Michael Eames took to Twitter after the match and pointed out that Ferguson – who famously hit his own player David Beckham in the face with a boot – should not be throwing stones from inside a glass house.
“Ferguson v Beckham (just a bruise) Cantona v fan (slight overreaction) Keane v Haaland (innocent mistake) Williams v RvP (attempted murder)” he wrote.
Eric Cantona, one of Ferguson’s most influential signings, was banned for nine months for launching a flying karate kick at a Crystal Palace fan after being sent off during a match in 1995.
Then there’s former United captain Roy Keane, who admitted that he purposefully tried to injure Manchester City opponent Alf-Inge Haaland in a match in 2001 as retaliation for comments the Norwegian made about him almost four years previously.
Williams insists that he did not intend to strike the ball at Van Persie’s head, that he was just kicking the ball away in frustration. Because the referee’s whistle had already blown, that in itself was a bookable offense.
United striker Wayne Rooney also played down the incident.
"I think it's one of those things," he said. "The whistle's gone, the defender has gone to clear and it's hit him in the head. I think probably the right decision from the referee."
Williams has copped abuse from angry United fans on Twitter – as has one woman in the U.S. who shares his name.
Ashley Williams, a lawyer who lives in Springfield, Missouri, went to the trouble of posting a split picture of their two faces.
“Yes, the resemblance is uncanny, really,” she wrote.
The incident has already split opinion among CNN readers.
“I think Ferguson's actions were right …If the ball wasn't there, he could have probably ended in the hospital!” wrote Eucamon.
Mark Milligan responded: “VP is a drama queen and so is Fergie.”
What do you think?
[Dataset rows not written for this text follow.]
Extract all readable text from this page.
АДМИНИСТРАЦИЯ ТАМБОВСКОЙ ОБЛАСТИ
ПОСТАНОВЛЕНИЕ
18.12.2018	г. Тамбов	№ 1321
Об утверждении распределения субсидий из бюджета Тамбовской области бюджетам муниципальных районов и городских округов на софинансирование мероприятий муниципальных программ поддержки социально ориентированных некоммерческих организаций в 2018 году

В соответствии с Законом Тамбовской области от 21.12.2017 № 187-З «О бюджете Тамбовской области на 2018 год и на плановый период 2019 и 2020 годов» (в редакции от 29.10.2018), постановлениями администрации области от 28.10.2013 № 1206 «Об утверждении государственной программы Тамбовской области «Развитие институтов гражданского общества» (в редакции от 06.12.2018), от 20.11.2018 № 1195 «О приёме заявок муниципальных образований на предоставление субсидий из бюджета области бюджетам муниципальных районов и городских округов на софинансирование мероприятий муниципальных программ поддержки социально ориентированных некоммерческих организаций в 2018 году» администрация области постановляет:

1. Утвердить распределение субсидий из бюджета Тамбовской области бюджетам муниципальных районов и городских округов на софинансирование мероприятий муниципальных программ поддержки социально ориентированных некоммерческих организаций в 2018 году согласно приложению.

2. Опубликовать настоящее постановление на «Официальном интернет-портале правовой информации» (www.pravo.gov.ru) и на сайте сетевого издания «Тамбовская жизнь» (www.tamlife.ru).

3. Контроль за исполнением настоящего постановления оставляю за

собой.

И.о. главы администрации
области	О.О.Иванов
Was Ferguson’s reaction justified? Or was he just trying to deflect attention from a disappointing result that meant his team was left with a four-point league lead rather than six?
One of Ferguson’s Premier League colleagues believes that the matter will blow over.
"He genuinely felt that, I should think, at the time. You do. If one of your players gets hurt or you think he was in danger, you are going to protect him,” said Alan Pardew, whose Newcastle team travel to United's Old Trafford on Wednesday.
"I think the one with Van Persie was perhaps not as bad as Alex at first imagined. Sometimes from the sideline, it looks a lot worse at the time.”